Today’s announcement was not a surprise. The UAW’s new four-year contract with the automaker that was ratified last fall lacked any product plans for the Conner Avenue plant. But even without a specific product commitment the UAW wasn’t necessarily expecting the plant close or the Viper to go away.

“This is news to the UAW. The UAW has not been notified and is not aware of FCA Chrysler’s plans for the Dodge Viper,” UAW Vice President Norwood Jewell said in statement.

The company did not say today exactly when production will end or say how many Vipers it hopes to produce this year.

FCA CEO Sergio Marchionne hinted in January that the automaker, which also owns Italian brands Alfa Romeo and Maserati, has access to other platforms that could be used to develop a car just as dynamic as the Viper.

“There is a possibility a new Viper may eventually surface,” Marchionne said at the time, but “every economic analysis that we have carried out for keeping that vehicle alive in its current state doesn’t add up.”

So what is on tap for current Viper’s final model year?

Starting Friday, customers can begin ordering special edition Vipers.

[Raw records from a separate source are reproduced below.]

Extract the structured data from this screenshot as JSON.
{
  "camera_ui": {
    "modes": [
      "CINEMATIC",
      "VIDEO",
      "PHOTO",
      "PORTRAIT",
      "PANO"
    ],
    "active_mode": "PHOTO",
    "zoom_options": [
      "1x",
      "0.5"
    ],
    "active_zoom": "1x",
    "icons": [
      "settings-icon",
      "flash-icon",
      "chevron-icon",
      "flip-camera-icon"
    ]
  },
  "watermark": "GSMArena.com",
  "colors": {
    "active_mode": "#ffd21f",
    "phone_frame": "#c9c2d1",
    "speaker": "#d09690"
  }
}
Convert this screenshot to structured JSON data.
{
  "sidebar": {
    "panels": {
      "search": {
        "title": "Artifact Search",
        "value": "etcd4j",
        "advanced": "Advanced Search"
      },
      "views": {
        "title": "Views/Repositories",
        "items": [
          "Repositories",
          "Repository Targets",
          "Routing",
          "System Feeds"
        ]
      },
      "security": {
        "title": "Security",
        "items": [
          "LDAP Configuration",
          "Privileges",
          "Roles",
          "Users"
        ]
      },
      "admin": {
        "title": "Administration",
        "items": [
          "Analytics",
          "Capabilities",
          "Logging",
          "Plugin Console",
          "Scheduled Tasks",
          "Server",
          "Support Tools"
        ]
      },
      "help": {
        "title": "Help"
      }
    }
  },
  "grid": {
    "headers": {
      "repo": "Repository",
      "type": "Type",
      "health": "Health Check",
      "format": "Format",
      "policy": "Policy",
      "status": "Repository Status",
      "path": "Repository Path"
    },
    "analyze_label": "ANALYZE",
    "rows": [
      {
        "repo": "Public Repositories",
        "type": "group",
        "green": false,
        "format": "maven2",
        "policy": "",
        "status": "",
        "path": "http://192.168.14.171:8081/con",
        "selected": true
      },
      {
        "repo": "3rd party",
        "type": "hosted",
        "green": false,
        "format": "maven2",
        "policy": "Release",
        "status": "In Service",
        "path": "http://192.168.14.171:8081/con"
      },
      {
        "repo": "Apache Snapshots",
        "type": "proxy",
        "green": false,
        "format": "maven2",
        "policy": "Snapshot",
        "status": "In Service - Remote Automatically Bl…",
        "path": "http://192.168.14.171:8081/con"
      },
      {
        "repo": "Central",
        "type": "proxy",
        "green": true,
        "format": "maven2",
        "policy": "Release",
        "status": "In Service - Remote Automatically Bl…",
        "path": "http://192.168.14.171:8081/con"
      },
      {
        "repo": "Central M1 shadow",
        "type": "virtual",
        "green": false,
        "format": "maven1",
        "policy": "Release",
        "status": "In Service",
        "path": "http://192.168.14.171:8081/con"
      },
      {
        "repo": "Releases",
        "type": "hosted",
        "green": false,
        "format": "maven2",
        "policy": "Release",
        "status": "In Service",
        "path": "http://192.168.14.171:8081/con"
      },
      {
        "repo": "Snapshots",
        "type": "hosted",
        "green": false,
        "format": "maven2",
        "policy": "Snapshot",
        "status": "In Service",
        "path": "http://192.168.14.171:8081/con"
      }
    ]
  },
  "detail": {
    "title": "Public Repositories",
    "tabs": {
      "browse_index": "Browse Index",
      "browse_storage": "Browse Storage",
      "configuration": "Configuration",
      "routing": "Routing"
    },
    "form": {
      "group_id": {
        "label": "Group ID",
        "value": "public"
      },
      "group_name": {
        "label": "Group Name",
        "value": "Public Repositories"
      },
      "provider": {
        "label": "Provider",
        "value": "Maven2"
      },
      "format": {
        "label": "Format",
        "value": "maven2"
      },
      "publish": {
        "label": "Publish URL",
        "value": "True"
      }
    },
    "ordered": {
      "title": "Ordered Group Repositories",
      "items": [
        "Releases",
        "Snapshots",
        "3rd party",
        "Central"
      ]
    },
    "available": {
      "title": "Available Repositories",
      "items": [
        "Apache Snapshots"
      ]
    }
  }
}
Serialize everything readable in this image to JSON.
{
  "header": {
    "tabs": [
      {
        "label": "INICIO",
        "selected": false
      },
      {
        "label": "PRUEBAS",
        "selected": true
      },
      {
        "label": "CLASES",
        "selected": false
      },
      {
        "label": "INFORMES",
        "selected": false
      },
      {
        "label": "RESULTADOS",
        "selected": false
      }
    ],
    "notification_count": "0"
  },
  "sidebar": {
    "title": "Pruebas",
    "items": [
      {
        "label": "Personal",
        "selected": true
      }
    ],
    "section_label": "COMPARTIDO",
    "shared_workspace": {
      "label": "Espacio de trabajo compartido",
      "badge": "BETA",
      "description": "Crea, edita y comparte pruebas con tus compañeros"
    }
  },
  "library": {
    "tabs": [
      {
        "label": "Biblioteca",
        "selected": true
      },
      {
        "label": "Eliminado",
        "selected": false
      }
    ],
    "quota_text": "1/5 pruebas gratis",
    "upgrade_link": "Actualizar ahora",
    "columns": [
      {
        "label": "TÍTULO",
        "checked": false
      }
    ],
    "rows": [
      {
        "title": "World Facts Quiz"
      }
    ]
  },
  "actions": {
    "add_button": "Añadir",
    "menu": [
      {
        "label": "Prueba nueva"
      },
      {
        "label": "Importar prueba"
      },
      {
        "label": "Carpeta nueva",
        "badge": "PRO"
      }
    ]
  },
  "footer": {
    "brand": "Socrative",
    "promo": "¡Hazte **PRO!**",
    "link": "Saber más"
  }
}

They include:

Viper 1:28 Edition ACR: This version pays tribute to the current production car single lap record of 1:28.65 set by champion driver Randy Pobst in a 2016 Dodge Viper ACR at the historic Laguna Seca Raceway in Monterey, Calif., in October 2015. Production will be limited to 28 cars.

Viper GTS-R Commemorative Edition ACR

This Viper is designed to pay tribute to one of the most distinguishable and iconic Viper paint schemes of all time – the white and blue combination of the 1998 Viper GTS-R GT2 Championship Edition. Production will be limited to 100 cars.

Viper VoooDoo II Edition ACR: Modeled after the original 2010 Viper VooDoo, this version (yes, VoooDoo is correct) features a black exterior and a graphite metallic ACR driver’s stripe. Production will be limited to 31 cars.

Viper Snakeskin Edition GTC: This Viper features a new Snakeskin Green exterior with a custom snakeskin-patterned SRT stripe. Production will be limited to 25 cars.

Dodge Dealer Edition ACR: This version is only available through Dodge’s highest sales volume Viper dealers, Tomball Dodge of Tomball, Texas, and Roanoke Dodge of Roanoke, Ill.